2.1 La base de notre ancrage théorique : l’agriculture comparée et le concept de système agraire

2.1.2 Application du concept de système agraire à une petite région et utilisation du système de production agricole comme sous-objet

2.1.2.1 Utilisation du concept de système de production comme sous-objet du système agraire

Le concept de système de production a été créé dans le but de mieux comprendre les raisons des pratiques et des choix des agriculteurs avec un objectif d’amélioration de l’accompagnement technique agricole. Reboul (1976) le définit comme «un mode de combinaison entre terre, forces et moyens de travail à des fins de production végétale et / ou animale, commun à un ensemble d’exploitations. Un système de production est caractérisé par la nature des productions, de la force de travail (qualification), des moyens de travail mis en œuvre et par leur proportions ». La compréhension d’un système de production agricole commence par la compréhension des sous-systèmes qui le constituent et des « relations de complémentarité et concurrence » qui existent entre eux dans l’affectation des terres, des capitaux et de la force de travail (Dufumier 1996).

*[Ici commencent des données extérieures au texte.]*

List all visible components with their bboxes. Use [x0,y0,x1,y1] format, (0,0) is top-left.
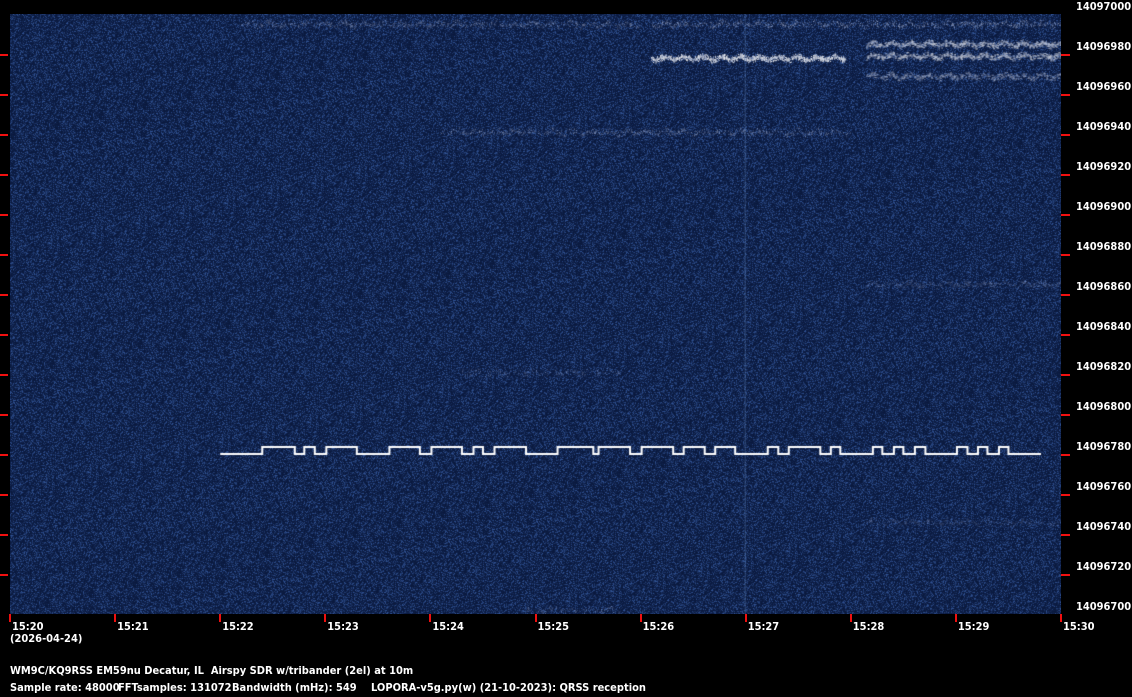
x-tick [534,614,537,622]
x-tick-label: 15:23 [327,620,359,633]
y-tick [0,294,8,296]
x-tick-label: 15:22 [222,620,254,633]
y-tick [1061,174,1070,176]
x-tick-label: 15:24 [432,620,464,633]
waterfall-canvas [10,14,1061,614]
date-label: (2026-04-24) [10,632,83,645]
y-tick-label: 14096700 [1076,600,1132,613]
y-tick-label: 14096960 [1076,80,1132,93]
x-tick [219,614,222,622]
y-tick-label: 14096720 [1076,560,1132,573]
bandwidth: Bandwidth (mHz): 549 [232,681,357,694]
spectrogram-plot [10,14,1061,614]
y-tick [1061,414,1070,416]
y-tick-label: 14096760 [1076,480,1132,493]
y-tick-label: 14096940 [1076,120,1132,133]
y-tick [1061,134,1070,136]
x-tick-label: 15:25 [537,620,570,633]
x-tick [954,614,957,622]
x-tick [114,614,117,622]
x-tick [744,614,747,622]
y-tick [0,254,8,256]
y-tick [1061,374,1070,376]
y-tick [0,574,8,576]
x-tick-label: 15:29 [957,620,990,633]
y-tick [1061,94,1070,96]
x-tick [1060,614,1062,622]
y-tick [1061,454,1070,456]
y-tick [0,374,8,376]
x-tick [324,614,327,622]
y-tick [0,454,8,456]
y-tick-label: 14096820 [1076,360,1132,373]
sample-rate: Sample rate: 48000 [10,681,120,694]
y-tick-label: 14096920 [1076,160,1132,173]
x-tick [849,614,852,622]
y-tick-label: 14096880 [1076,240,1132,253]
x-tick-label: 15:21 [117,620,149,633]
x-tick-label: 15:27 [747,620,780,633]
y-tick [0,214,8,216]
y-tick [0,534,8,536]
y-tick [1061,54,1070,56]
x-tick [429,614,432,622]
x-tick-label: 15:26 [642,620,675,633]
y-tick-label: 14096840 [1076,320,1132,333]
y-tick-label: 14096780 [1076,440,1132,453]
x-tick [639,614,642,622]
x-tick-label: 15:28 [852,620,885,633]
y-tick [1061,334,1070,336]
y-tick [1061,214,1070,216]
y-tick-label: 14096900 [1076,200,1132,213]
y-tick [0,414,8,416]
y-tick [1061,574,1070,576]
y-tick [0,54,8,56]
x-tick [9,614,11,622]
y-tick [0,94,8,96]
y-tick [0,134,8,136]
station-info: WM9C/KQ9RSS EM59nu Decatur, IL Airspy SD… [10,664,414,677]
fft-samples: FFTsamples: 131072 [118,681,232,694]
y-tick-label: 14096800 [1076,400,1132,413]
y-tick [0,494,8,496]
y-tick [1061,494,1070,496]
y-tick [1061,294,1070,296]
y-tick-label: 14096980 [1076,40,1132,53]
y-tick [1061,254,1070,256]
y-tick-label: 14096740 [1076,520,1132,533]
y-tick [1061,534,1070,536]
software-info: LOPORA-v5g.py(w) (21-10-2023): QRSS rece… [371,681,646,694]
y-tick [0,174,8,176]
y-tick-label: 14097000 [1076,0,1132,13]
y-tick [0,334,8,336]
x-tick-label: 15:30 [1063,620,1095,633]
y-tick-label: 14096860 [1076,280,1132,293]
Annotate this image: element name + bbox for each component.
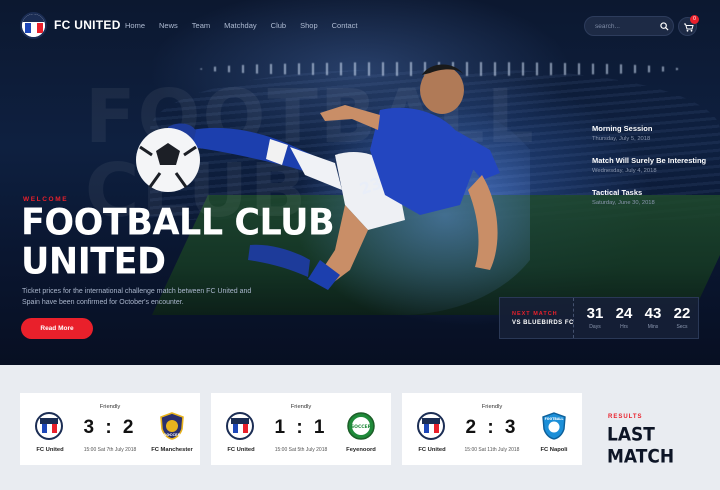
- countdown-caption: Secs: [676, 324, 688, 330]
- news-item[interactable]: Morning Session Thursday, July 5, 2018: [592, 124, 712, 156]
- nav-item-shop[interactable]: Shop: [300, 21, 318, 30]
- club-logo-icon[interactable]: [20, 12, 47, 39]
- nav-item-home[interactable]: Home: [125, 21, 145, 30]
- next-match-label: NEXT MATCH: [512, 311, 558, 317]
- next-match-opponent: VS BLUEBIRDS FC: [512, 320, 574, 326]
- read-more-button[interactable]: Read More: [21, 318, 93, 339]
- countdown-divider: [573, 298, 574, 338]
- crest-text: SOCCER: [163, 432, 180, 437]
- nav-item-matchday[interactable]: Matchday: [224, 21, 257, 30]
- news-item[interactable]: Tactical Tasks Saturday, June 30, 2018: [592, 188, 712, 220]
- countdown-caption: Days: [589, 324, 601, 330]
- site-header: FC UNITED Home News Team Matchday Club S…: [0, 0, 720, 52]
- match-competition: Friendly: [290, 404, 312, 410]
- away-team-name: Feyenoord: [346, 447, 376, 453]
- match-card[interactable]: Friendly 3 : 2 SOCCER FC United 15:00 Sa…: [20, 393, 200, 465]
- circle-crest-icon: SOCCER: [347, 412, 375, 440]
- match-card[interactable]: Friendly 2 : 3 FOOTBALL FC United 15:00 …: [402, 393, 582, 465]
- cart-count-badge: 0: [690, 15, 699, 24]
- news-title[interactable]: Match Will Surely Be Interesting: [592, 156, 712, 165]
- match-competition: Friendly: [481, 404, 503, 410]
- crest-text: FOOTBALL: [545, 417, 564, 421]
- news-item[interactable]: Match Will Surely Be Interesting Wednesd…: [592, 156, 712, 188]
- main-nav: Home News Team Matchday Club Shop Contac…: [125, 21, 371, 30]
- search-icon[interactable]: [660, 22, 669, 31]
- countdown-value: 43: [644, 305, 662, 322]
- search-input[interactable]: [595, 21, 655, 32]
- nav-item-contact[interactable]: Contact: [332, 21, 358, 30]
- brand-name[interactable]: FC UNITED: [54, 18, 121, 32]
- results-title: LAST MATCH: [607, 424, 675, 468]
- crest-text: SOCCER: [351, 424, 372, 430]
- countdown-caption: Hrs: [620, 324, 628, 330]
- countdown-minutes: 43 Mins: [641, 305, 665, 330]
- countdown-caption: Mins: [647, 324, 659, 330]
- countdown-seconds: 22 Secs: [670, 305, 694, 330]
- hero-description: Ticket prices for the international chal…: [22, 288, 252, 306]
- countdown-hours: 24 Hrs: [612, 305, 636, 330]
- news-title[interactable]: Tactical Tasks: [592, 188, 712, 197]
- countdown-value: 22: [673, 305, 691, 322]
- hero-title-line2: UNITED: [21, 240, 166, 283]
- news-list: Morning Session Thursday, July 5, 2018 M…: [592, 124, 712, 220]
- news-date: Wednesday, July 4, 2018: [592, 168, 657, 174]
- nav-item-club[interactable]: Club: [271, 21, 286, 30]
- away-team-name: FC Manchester: [151, 447, 193, 453]
- news-date: Saturday, June 30, 2018: [592, 200, 655, 206]
- countdown-value: 31: [586, 305, 604, 322]
- nav-item-news[interactable]: News: [159, 21, 178, 30]
- hero-title-line1: FOOTBALL CLUB: [21, 201, 335, 244]
- news-date: Thursday, July 5, 2018: [592, 136, 651, 142]
- match-competition: Friendly: [99, 404, 121, 410]
- shield-crest-icon: FOOTBALL: [542, 412, 566, 440]
- nav-item-team[interactable]: Team: [192, 21, 210, 30]
- news-title[interactable]: Morning Session: [592, 124, 712, 133]
- hero-title: FOOTBALL CLUB UNITED: [21, 201, 335, 283]
- next-match-countdown: NEXT MATCH VS BLUEBIRDS FC 31 Days 24 Hr…: [499, 297, 699, 339]
- match-card[interactable]: Friendly 1 : 1 SOCCER FC United 15:00 Sa…: [211, 393, 391, 465]
- shield-crest-icon: SOCCER: [160, 412, 184, 440]
- away-team-name: FC Napoli: [540, 447, 568, 453]
- results-label: RESULTS: [608, 414, 643, 420]
- search-box: [584, 16, 674, 36]
- countdown-value: 24: [615, 305, 633, 322]
- countdown-days: 31 Days: [583, 305, 607, 330]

Le système de culture s’applique selon Sébillotte (1977) « à la parcelle ou groupe de parcelles traitées de manière homogène, c’est-à-dire caractérisées par une succession de cultures et des associations éventuelles de cultures, et par l’ensemble des techniques qui leur sont appliquées suivant un ordonnancement précis – l’itinéraire technique » (Sébillotte 1977, cité par Cochet 2011a, p.579). Il est aussi caractérisé par les produits vendu, auto ou intra-consommés et leurs rendements (Sébillotte 1982 in Garambois 2011). Pour Devienne et Wybrecht (2002) «les pratiques agricoles sont le fruit d’une adaptation des techniques aux contraintes du milieu, aux moyens mobilisables par les agriculteurs et à la souplesse variable du calendrier cultural au long de l’année » (Devienne et Wybrecht 2002, cités par Garambois 2011). Pour en comprendre le fonctionnement, il faut donc bien chercher à identifier les « fondements agronomiques des successions culturales pratiquées » (résidus de matière organique, état structural des sols, prolifération des adventices…), dont le but est de « favoriser la croissance et le développement des plantes cultivées » (Dufumier 1996, p.82).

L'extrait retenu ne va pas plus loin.